Use strpos(string haystack, string needle) - it returns (int) the offset at which needle was found in haystack, or FALSE if it wasn't found.
strpos() is case sensitive. stripos() is the case-insensitive version.
Here's some code:
if ( FALSE !== stripos( $variable, 'http://' ) ) {
// for example, to just quit the script and output an error message:
die("Sorry, you can't have links in your message.")
}
// code if http:// isn't found - make sure the if block above terminates the script / returns the function so that this isn't reached if it is found
I used !==, which is a STRICT comparison, because stripos() can return either 0 (an integer) or FALSE (a boolean). IF you use !=, and if $variable starts with "http://", then the IF block will get skipped, which isn't what you want.
Strict equals is ===, if you ever need that, too.

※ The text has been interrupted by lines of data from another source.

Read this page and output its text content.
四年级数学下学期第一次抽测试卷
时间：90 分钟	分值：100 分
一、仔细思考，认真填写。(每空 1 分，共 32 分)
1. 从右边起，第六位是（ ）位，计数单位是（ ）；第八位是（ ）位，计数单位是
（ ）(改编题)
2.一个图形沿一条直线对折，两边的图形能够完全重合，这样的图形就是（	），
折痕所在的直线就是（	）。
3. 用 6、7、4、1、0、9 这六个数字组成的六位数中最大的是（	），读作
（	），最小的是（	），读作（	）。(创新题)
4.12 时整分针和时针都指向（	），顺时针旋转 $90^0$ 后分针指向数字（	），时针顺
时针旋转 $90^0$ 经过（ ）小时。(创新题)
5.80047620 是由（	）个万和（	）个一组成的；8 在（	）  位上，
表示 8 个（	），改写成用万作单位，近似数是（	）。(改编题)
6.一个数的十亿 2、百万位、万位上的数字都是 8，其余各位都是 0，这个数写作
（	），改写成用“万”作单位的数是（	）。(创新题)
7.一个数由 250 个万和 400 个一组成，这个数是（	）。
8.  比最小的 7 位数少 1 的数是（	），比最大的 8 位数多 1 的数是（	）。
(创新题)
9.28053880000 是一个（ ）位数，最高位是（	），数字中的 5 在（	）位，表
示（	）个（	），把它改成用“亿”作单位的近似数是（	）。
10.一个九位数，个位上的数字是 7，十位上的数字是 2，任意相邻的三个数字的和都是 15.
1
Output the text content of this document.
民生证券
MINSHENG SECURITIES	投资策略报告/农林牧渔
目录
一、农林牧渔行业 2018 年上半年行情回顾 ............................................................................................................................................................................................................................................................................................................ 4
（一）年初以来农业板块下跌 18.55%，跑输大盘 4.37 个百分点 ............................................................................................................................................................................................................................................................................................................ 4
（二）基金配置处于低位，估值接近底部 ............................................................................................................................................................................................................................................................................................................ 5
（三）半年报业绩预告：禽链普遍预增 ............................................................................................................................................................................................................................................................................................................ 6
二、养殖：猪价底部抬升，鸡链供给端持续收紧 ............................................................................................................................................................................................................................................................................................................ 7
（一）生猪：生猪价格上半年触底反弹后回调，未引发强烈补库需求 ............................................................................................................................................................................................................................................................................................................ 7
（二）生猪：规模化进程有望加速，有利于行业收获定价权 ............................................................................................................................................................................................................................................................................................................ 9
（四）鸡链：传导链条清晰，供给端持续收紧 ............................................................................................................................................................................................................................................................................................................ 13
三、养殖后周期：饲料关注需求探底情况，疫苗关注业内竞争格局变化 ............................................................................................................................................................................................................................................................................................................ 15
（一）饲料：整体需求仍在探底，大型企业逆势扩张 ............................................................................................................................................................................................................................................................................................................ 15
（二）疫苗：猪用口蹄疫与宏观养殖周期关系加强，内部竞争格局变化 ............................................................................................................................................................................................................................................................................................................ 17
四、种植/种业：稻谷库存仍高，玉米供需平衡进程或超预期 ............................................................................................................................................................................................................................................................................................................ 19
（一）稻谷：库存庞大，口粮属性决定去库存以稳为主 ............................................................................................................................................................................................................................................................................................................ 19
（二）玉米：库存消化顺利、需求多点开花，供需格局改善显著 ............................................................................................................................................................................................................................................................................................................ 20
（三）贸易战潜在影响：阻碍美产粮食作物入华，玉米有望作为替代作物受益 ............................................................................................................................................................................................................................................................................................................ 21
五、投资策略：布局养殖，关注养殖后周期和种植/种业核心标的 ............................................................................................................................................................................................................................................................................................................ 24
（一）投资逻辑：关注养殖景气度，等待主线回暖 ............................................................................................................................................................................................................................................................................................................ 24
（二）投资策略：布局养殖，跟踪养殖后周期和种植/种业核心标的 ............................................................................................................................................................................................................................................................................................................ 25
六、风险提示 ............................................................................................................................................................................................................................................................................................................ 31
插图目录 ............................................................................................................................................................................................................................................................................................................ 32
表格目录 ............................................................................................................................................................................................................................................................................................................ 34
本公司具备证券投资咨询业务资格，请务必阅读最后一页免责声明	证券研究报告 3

EDIT: Also, bear in mind that someone can also post a URL as the domain only - e.g. www.myspamsite.com or myspamsite.com. It's not as straightforward to filter - you could use a regex like
if ( preg_match('/http: \/\/|(www\.)? [a-z0-9\-] \.(com|net|org|ca| co\.uk|cn|tk)/', $variable) {
// if there is a URL or domain in the message
die('Sorry, you can\'t use links in your message.');
}
// if there isn't a URL or domain
*** Note: Take out ALL the spaces in the first argument of preg_match(). Yahoo Answers shortens it otherwise, so I had to put in the extra spaces to stop it doing that.
This would catch http://anything, www.mybadsite.com and mybadsite.com. For the TLD, it catches com, net, org, ca, co.uk, cn and tk - you can add more by adding a vertical pipe between one.
Note: UNTESTED code. I tend to mess up regexes really easily.